Asistimos desde hace un tiempo a una permanente confusión y confrontación entre las diversas ramas del feminismo que se han ido radicalizando. Sobre el borrador, que se ha filtrado, de la propuesta de ley del Ministerio de Igualdad, conocida popularmente como ley trans, han surgido roces dentro de la coalición gobernante, así como entre numerosos colectivos de referencia. No es mi intención entrar a este debate.

La trifulca que amenaza con una tormenta borrascosa, nace de las distintas concepciones del género vs sexo. La teoría ‘queer’ es la manifestación más flamante y ‘chispeante’ del feminismo (?). Propugna que el sexo no está en la biología, sino que es un constructo social; y que cualquiera puede sentir disforia hacia su género-sexo y cambiarlo por el contrario género-sexo. Incluso menores de edad, sin consentimiento paterno, porque después hacerlo es más complicado hormonal y quirúrgicamente.

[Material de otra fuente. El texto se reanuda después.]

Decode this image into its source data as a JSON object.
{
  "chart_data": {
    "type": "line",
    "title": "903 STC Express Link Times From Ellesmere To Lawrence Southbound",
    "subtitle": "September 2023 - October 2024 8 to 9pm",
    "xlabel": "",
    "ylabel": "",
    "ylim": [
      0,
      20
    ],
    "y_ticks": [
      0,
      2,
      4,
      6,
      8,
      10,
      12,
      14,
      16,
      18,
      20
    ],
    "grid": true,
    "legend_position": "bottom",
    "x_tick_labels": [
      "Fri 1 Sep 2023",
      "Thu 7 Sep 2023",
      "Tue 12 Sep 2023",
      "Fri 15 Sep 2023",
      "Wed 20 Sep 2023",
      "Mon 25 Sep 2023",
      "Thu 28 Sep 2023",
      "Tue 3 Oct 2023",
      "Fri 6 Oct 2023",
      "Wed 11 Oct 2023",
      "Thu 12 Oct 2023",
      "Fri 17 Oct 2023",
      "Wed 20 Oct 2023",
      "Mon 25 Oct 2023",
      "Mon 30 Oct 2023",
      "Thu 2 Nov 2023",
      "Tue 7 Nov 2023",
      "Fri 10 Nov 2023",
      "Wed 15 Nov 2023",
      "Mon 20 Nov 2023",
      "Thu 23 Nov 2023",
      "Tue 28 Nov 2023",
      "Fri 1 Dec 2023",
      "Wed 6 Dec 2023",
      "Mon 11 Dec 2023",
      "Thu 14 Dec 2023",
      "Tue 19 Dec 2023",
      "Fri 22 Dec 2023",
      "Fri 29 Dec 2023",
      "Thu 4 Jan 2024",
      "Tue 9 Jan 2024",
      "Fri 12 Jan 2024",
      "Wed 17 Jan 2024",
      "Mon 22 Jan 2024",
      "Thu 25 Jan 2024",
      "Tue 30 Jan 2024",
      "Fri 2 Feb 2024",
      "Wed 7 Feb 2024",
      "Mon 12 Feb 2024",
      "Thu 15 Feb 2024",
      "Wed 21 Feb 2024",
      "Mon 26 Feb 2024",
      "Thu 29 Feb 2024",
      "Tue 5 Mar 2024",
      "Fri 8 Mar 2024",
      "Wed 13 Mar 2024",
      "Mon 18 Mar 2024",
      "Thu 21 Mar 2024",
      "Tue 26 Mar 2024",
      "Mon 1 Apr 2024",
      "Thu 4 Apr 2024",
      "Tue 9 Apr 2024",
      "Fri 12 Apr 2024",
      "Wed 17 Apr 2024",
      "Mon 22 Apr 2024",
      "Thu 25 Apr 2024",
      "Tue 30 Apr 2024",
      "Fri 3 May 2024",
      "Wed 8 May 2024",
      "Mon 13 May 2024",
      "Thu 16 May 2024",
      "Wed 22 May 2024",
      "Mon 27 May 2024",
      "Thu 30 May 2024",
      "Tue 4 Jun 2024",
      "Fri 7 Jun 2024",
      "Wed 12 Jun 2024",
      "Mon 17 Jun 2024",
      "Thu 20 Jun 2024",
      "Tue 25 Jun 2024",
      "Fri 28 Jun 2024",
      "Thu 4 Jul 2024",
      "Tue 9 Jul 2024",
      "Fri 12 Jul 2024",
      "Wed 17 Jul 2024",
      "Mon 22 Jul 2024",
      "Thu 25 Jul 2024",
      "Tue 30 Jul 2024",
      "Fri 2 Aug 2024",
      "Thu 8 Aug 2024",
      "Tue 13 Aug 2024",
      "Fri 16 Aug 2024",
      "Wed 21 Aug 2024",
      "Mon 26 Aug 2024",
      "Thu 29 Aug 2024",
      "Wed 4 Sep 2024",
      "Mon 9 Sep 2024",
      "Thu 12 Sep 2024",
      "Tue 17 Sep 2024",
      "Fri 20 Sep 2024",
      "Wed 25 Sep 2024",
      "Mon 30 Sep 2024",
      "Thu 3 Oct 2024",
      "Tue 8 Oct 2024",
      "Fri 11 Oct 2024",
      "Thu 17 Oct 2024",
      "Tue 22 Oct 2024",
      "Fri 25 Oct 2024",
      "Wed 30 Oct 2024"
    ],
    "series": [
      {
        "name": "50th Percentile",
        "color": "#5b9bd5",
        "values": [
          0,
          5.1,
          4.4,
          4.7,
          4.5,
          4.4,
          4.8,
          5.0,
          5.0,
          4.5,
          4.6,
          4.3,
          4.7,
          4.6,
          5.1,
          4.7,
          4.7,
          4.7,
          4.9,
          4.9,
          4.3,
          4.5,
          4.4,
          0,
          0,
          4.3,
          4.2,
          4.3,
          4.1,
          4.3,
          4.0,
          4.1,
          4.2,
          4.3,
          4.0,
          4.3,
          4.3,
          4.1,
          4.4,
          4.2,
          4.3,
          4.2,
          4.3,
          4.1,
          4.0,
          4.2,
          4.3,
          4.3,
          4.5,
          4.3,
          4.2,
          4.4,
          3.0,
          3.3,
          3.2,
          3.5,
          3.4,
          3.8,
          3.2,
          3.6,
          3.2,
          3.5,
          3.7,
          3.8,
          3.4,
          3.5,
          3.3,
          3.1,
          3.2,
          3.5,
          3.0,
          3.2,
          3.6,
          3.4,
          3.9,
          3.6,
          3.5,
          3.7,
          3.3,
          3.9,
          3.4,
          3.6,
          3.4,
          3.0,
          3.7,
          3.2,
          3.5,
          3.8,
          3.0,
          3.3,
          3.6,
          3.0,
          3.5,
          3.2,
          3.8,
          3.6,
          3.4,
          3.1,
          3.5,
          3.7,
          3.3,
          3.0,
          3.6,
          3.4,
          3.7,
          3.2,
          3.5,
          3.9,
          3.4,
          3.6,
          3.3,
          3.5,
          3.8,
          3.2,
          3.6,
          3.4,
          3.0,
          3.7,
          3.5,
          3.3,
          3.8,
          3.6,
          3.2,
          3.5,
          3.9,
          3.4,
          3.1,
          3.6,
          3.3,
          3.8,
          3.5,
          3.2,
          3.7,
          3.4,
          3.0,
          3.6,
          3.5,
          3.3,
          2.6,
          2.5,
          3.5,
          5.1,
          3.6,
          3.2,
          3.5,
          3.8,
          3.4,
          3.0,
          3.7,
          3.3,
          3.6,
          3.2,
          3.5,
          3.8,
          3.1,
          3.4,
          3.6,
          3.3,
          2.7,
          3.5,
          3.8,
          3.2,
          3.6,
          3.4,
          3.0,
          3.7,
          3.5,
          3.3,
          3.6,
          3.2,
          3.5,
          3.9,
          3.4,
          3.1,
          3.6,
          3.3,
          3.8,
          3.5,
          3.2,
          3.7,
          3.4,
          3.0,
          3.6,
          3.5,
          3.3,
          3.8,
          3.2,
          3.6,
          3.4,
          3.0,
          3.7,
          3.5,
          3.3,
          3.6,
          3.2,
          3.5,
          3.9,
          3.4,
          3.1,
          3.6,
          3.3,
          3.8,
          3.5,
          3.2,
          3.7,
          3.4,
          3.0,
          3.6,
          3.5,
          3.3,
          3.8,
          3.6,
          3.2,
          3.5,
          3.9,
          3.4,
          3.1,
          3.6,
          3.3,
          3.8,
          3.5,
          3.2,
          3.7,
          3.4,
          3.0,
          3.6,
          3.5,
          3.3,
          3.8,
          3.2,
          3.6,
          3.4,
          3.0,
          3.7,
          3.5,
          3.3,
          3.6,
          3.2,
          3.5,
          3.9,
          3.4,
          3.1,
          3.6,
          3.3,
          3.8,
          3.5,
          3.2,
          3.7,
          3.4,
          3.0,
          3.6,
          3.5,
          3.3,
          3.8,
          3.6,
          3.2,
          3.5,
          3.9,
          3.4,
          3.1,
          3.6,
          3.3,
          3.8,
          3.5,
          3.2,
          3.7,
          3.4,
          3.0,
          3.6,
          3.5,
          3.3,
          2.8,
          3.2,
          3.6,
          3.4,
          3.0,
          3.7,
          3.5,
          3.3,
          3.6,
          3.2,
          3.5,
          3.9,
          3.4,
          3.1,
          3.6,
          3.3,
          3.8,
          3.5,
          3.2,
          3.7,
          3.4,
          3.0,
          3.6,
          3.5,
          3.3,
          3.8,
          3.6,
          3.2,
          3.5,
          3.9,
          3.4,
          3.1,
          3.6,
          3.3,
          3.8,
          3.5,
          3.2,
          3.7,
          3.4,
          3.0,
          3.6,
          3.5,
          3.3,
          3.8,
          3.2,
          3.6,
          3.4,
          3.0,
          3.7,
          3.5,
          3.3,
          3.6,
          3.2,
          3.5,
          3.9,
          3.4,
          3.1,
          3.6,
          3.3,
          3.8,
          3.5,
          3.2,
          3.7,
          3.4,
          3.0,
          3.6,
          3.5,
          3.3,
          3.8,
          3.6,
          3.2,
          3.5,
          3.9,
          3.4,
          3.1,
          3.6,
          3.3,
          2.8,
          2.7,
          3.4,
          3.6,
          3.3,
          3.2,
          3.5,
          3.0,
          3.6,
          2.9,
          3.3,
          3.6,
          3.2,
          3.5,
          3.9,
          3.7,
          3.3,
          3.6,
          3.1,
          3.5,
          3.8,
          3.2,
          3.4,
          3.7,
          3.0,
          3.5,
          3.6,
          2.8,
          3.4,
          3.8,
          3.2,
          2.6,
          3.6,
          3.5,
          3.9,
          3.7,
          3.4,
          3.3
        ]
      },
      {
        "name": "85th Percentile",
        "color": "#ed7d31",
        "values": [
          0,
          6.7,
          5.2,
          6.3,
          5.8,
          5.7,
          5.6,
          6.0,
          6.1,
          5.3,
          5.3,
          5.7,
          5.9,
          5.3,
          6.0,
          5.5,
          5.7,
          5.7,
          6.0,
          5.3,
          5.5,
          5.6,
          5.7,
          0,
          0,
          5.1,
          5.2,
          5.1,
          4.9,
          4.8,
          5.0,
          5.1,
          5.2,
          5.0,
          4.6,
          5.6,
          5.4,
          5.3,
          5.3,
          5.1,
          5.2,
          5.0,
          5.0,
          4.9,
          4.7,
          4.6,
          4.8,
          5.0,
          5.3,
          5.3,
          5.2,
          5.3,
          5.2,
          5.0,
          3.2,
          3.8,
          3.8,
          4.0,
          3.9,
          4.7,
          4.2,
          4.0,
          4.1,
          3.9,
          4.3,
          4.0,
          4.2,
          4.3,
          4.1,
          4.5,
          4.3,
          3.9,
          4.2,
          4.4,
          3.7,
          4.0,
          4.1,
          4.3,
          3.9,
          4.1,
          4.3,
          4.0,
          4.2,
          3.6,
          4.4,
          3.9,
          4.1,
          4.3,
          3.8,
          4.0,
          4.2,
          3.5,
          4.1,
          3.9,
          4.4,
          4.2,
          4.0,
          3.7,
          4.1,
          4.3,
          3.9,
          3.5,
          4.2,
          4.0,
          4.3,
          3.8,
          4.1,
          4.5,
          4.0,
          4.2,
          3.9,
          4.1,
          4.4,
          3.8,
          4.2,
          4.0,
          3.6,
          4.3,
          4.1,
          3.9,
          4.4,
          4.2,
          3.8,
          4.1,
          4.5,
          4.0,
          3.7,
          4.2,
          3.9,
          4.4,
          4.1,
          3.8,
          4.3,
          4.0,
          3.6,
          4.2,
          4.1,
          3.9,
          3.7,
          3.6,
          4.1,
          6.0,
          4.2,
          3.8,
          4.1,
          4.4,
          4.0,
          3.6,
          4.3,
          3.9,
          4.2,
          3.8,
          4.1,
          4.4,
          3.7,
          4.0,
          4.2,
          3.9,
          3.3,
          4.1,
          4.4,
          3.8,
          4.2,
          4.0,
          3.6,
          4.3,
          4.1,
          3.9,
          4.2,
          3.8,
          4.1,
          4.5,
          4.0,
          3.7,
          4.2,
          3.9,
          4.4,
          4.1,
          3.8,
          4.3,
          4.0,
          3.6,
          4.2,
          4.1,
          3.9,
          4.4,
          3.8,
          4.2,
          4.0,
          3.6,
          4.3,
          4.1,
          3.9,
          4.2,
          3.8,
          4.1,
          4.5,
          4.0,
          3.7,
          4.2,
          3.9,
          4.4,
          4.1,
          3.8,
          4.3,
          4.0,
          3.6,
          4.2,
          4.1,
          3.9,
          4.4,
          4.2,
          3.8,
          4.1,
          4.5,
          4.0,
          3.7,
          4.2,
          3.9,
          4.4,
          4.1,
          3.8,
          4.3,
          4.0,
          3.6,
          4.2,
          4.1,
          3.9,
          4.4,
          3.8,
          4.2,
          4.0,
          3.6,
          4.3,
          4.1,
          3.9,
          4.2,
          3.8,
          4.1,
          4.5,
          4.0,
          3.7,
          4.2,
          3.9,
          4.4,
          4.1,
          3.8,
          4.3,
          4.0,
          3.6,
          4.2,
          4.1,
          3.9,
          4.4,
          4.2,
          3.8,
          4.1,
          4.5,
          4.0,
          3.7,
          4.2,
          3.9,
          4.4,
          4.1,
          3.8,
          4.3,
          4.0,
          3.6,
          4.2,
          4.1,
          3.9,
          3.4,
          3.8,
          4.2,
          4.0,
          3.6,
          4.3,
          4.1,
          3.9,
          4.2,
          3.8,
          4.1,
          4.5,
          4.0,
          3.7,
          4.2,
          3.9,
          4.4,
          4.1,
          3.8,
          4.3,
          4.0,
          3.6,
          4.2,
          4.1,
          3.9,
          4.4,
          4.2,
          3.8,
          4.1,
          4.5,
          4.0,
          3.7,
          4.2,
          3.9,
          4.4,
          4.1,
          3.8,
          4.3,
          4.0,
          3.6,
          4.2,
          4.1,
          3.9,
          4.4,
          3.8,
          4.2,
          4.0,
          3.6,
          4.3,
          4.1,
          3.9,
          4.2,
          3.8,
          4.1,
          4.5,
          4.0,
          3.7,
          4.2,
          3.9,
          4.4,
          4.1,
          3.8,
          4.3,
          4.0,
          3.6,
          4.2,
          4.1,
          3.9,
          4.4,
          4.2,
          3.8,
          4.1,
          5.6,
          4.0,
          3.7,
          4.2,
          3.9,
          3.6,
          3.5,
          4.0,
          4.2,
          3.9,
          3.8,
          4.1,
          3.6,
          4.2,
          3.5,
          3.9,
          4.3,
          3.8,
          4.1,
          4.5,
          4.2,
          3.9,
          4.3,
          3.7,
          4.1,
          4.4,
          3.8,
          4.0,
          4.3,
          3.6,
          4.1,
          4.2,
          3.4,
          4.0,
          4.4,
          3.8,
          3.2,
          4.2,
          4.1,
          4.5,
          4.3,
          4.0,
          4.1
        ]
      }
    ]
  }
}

Pero claro, y aquí surge el lío, por una parte, el cambio de sexo es biológicamente traumático e irreversible (si luego el sujeto decide ‘regresar’ ya no puede en su integridad porque previamente ha sido castrado). Y por otro, se genera un monumental embrollo: por ejemplo, en una competición deportiva femenina, una trans tiene todas las de ganar, nunca mejor dicho. Y ante esto, las féminas se rebelan: ¡tanto esfuerzo para nada! Además, sería en contra de las propias mujeres que verían mermada su voz por otras supuestas voces añadidas. Es más, ya hay quien propone que algunos/as pueden no sentirse bien ni con lo masculino ni con lo femenino: sería necesario hacer también un género/sexo neutro. El galimatías indescriptible está servido en todos los ámbitos (civil, jurídico, social, educativo, deportivo, etcétera). Y, por otro lado, si no se accede a las exigencias de los trans, se les acusará a los otros feminismos de ‘trans-exclusionary radical feminism’ (terf): simplificando, de ser fóbicos a los trans o transfóbicos. Y con ese marchamo, al igual que sucede con las otras fobias, no le gusta a nadie ser etiquetado.

Todos los que sobre esta cuestión han propuesto la validez de la autonomía individual para ser quien se quiera ser, se encuentran, por sus propios fundamentos filosóficos-ideológicos, en un bucle del que no es posible salir sin abjurar de los presupuestos que les ha conducido hasta este laberinto. La mujer ya no es la mujer, sino que en ese género se integran los trans, siguiendo el proceso evolutivo de quien fuera el símbolo del feminismo: Simone de Beauvoir, que afirmaba que no se nace mujer, se llega a serlo. Es decir, ya no importan los genes, ni la fisiología, ni la anatomía, ni la psicología...: ahora se trata de ser lo que yo quiera ser, y que de este deseo derive un supuesto fundamento a un derecho que todos han de reconocer. Desde esta perspectiva se hace patente la fragilidad de este constructo que choca con la cruda realidad. A mucho les gustaría ser ricos y que todos lo reconocieran.